A federal judge on Thursday ordered billionaire Jeffrey Epstein to remain locked up ahead of his trial on sex trafficking charges, denying the defendant bail and saying he posed a danger to the community if he were out free.

U.S. District Judge Richard Berman said he viewed Epstein as a flight risk after prosecutors said the defendant was found to have cash and a foreign passport bearing Mr. Epstein’s photograph but a different name.

Two of Mr. Epstein’s accusers also testified earlier this week, saying they feared for their safety if he was let out on bail.

“I doubt that any bail package can overcome danger to the community,” Judge Berman said.

Mr. Epstein’s attorneys had argued the 66-year-old won’t flee and should be placed under house arrest, noting he’d pledge $559 million as collateral.

They said the foreign passport was given to their client in case he needed a non-Jewish name while traveling overseas for safety reasons, but he had never used it.

Mr. Epstein showed no reaction when the judge denied bail, according to NBC News. His lawyers are reportedly exploring their options including possible appeals.

Mr. Epstein was arrested July 6 in New Jersey on charges that he sex trafficked dozens of girls in Florida and New York in the early 2000s. According to reports, federal agents found hundreds of sexually explicit photographs in Mr. Epstein’s Manhattan residence, some of which featured underage girls.

He has pleaded not guilty and faces up to 45 years in prison.

Mr. Epstein pleaded guilty to state prostitution charges in Florida back in 2008, which allowed him to escape federal prosecution at the time.

In exchange for the 2008 deal, Mr. Epstein paid restitution, registered as a sex offender and served 13 months in jail under a work-release agreement, which allowed him to go to his office six days a week.

Former Labor Secretary Alexander Acosta, who came under scrutiny for the plea deal, resigned last week.

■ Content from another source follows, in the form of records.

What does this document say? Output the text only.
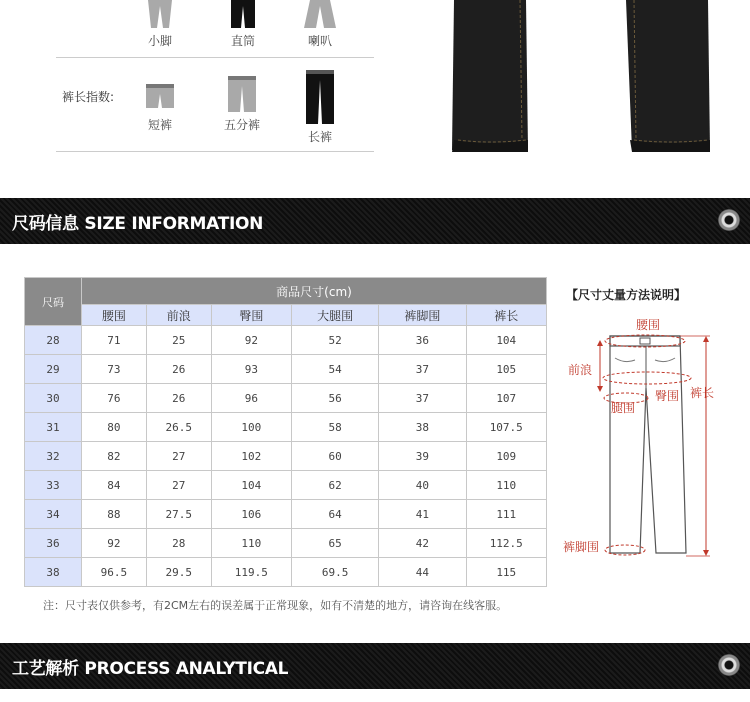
小脚	直筒	喇叭
裤长指数:
短裤	五分裤
长裤
尺码信息 SIZE INFORMATION
尺码	商品尺寸(cm)					
	腰围	前浪	臀围	大腿围	裤脚围	裤长
28	71	25	92	52	36	104
29	73	26	93	54	37	105
30	76	26	96	56	37	107
31	80	26.5	100	58	38	107.5
32	82	27	102	60	39	109
33	84	27	104	62	40	110
34	88	27.5	106	64	41	111
36	92	28	110	65	42	112.5
38	96.5	29.5	119.5	69.5	44	115
注：尺寸表仅供参考，有2CM左右的误差属于正常现象，如有不清楚的地方，请咨询在线客服。
【尺寸丈量方法说明】
腰围
前浪
臀围
腿围
裤长
裤脚围
工艺解析 PROCESS ANALYTICAL
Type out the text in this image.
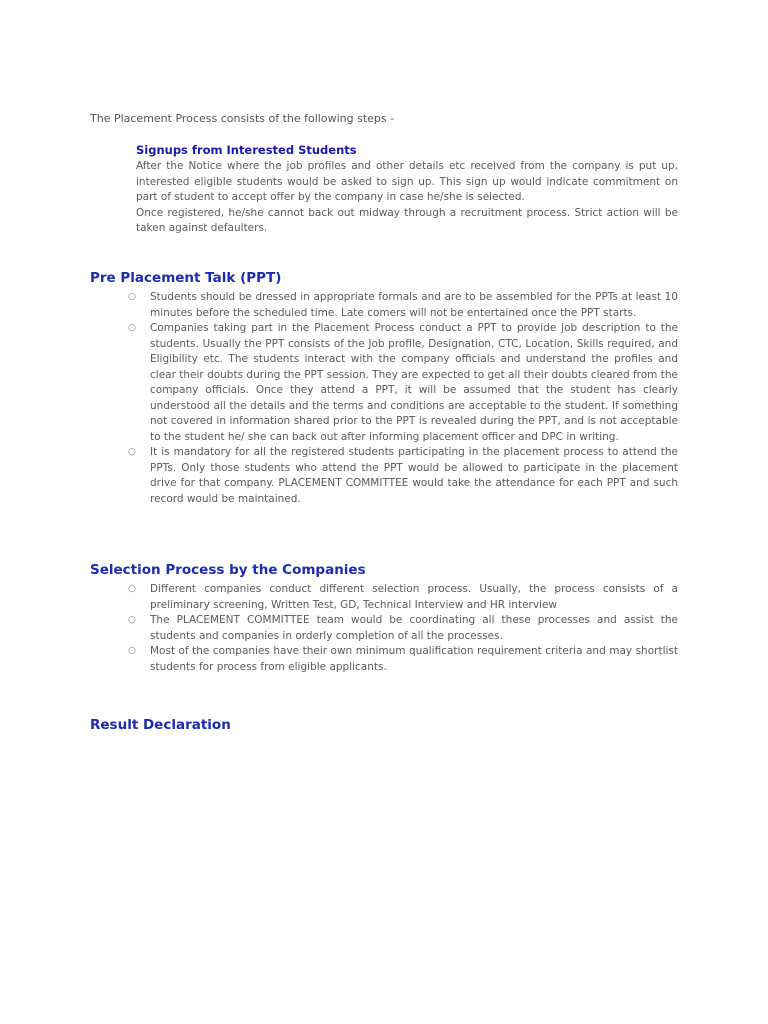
The Placement Process consists of the following steps -
Signups from Interested Students
After the Notice where the job profiles and other details etc received from the company is put up, interested eligible students would be asked to sign up. This sign up would indicate commitment on part of student to accept offer by the company in case he/she is selected.
Once registered, he/she cannot back out midway through a recruitment process. Strict action will be taken against defaulters.
Pre Placement Talk (PPT)
○ Students should be dressed in appropriate formals and are to be assembled for the PPTs at least 10 minutes before the scheduled time. Late comers will not be entertained once the PPT starts.
○ Companies taking part in the Placement Process conduct a PPT to provide job description to the students. Usually the PPT consists of the Job profile, Designation, CTC, Location, Skills required, and Eligibility etc. The students interact with the company officials and understand the profiles and clear their doubts during the PPT session. They are expected to get all their doubts cleared from the company officials. Once they attend a PPT, it will be assumed that the student has clearly understood all the details and the terms and conditions are acceptable to the student. If something not covered in information shared prior to the PPT is revealed during the PPT, and is not acceptable to the student he/ she can back out after informing placement officer and DPC in writing.
○ It is mandatory for all the registered students participating in the placement process to attend the PPTs. Only those students who attend the PPT would be allowed to participate in the placement drive for that company. PLACEMENT COMMITTEE would take the attendance for each PPT and such record would be maintained.
Selection Process by the Companies
○ Different companies conduct different selection process. Usually, the process consists of a preliminary screening, Written Test, GD, Technical Interview and HR interview
○ The PLACEMENT COMMITTEE team would be coordinating all these processes and assist the students and companies in orderly completion of all the processes.
○ Most of the companies have their own minimum qualification requirement criteria and may shortlist students for process from eligible applicants.
Result Declaration
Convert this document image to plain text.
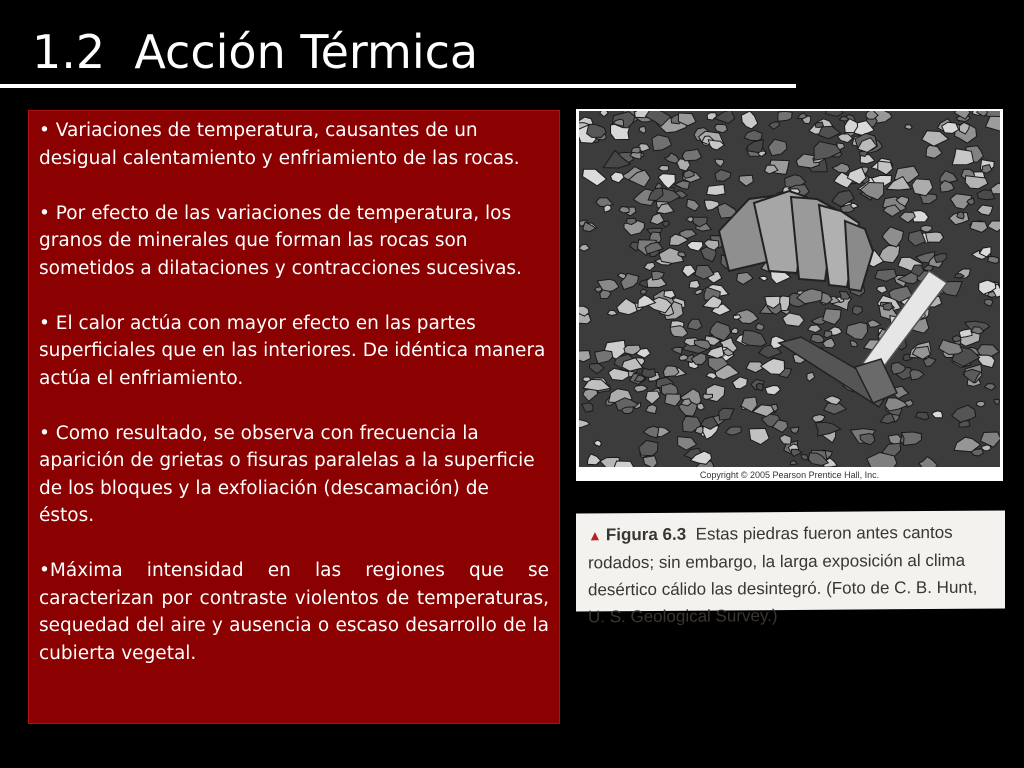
1.2  Acción Térmica

• Variaciones de temperatura, causantes de un desigual calentamiento y enfriamiento de las rocas.

• Por efecto de las variaciones de temperatura, los granos de minerales que forman las rocas son sometidos a dilataciones y contracciones sucesivas.

• El calor actúa con mayor efecto en las partes superficiales que en las interiores. De idéntica manera actúa el enfriamiento.

• Como resultado, se observa con frecuencia la aparición de grietas o fisuras paralelas a la superficie de los bloques y la exfoliación (descamación) de éstos.

•Máxima intensidad en las regiones que se caracterizan por contraste violentos de temperaturas, sequedad del aire y ausencia o escaso desarrollo de la cubierta vegetal.

Copyright © 2005 Pearson Prentice Hall, Inc.
▲ Figura 6.3 Estas piedras fueron antes cantos rodados; sin embargo, la larga exposición al clima desértico cálido las desintegró. (Foto de C. B. Hunt, U. S. Geological Survey.)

Mr. Acosta was the U.S. attorney at the time of Mr. Epstein’s 2008 conviction who helped broker the favorable arrangement for the financier. Mr. Epstein was accused of molesting more than three dozen girls.

The defense attorneys claim Mr. Epstein was clean since his guilty plea more than a decade ago.

An attorney for the victims said the judge’s decision to keep Mr. Epstein behind bars could help even more victims come forward, who may now not be afraid to tell their stories.

• This article was based in part on wire service reports.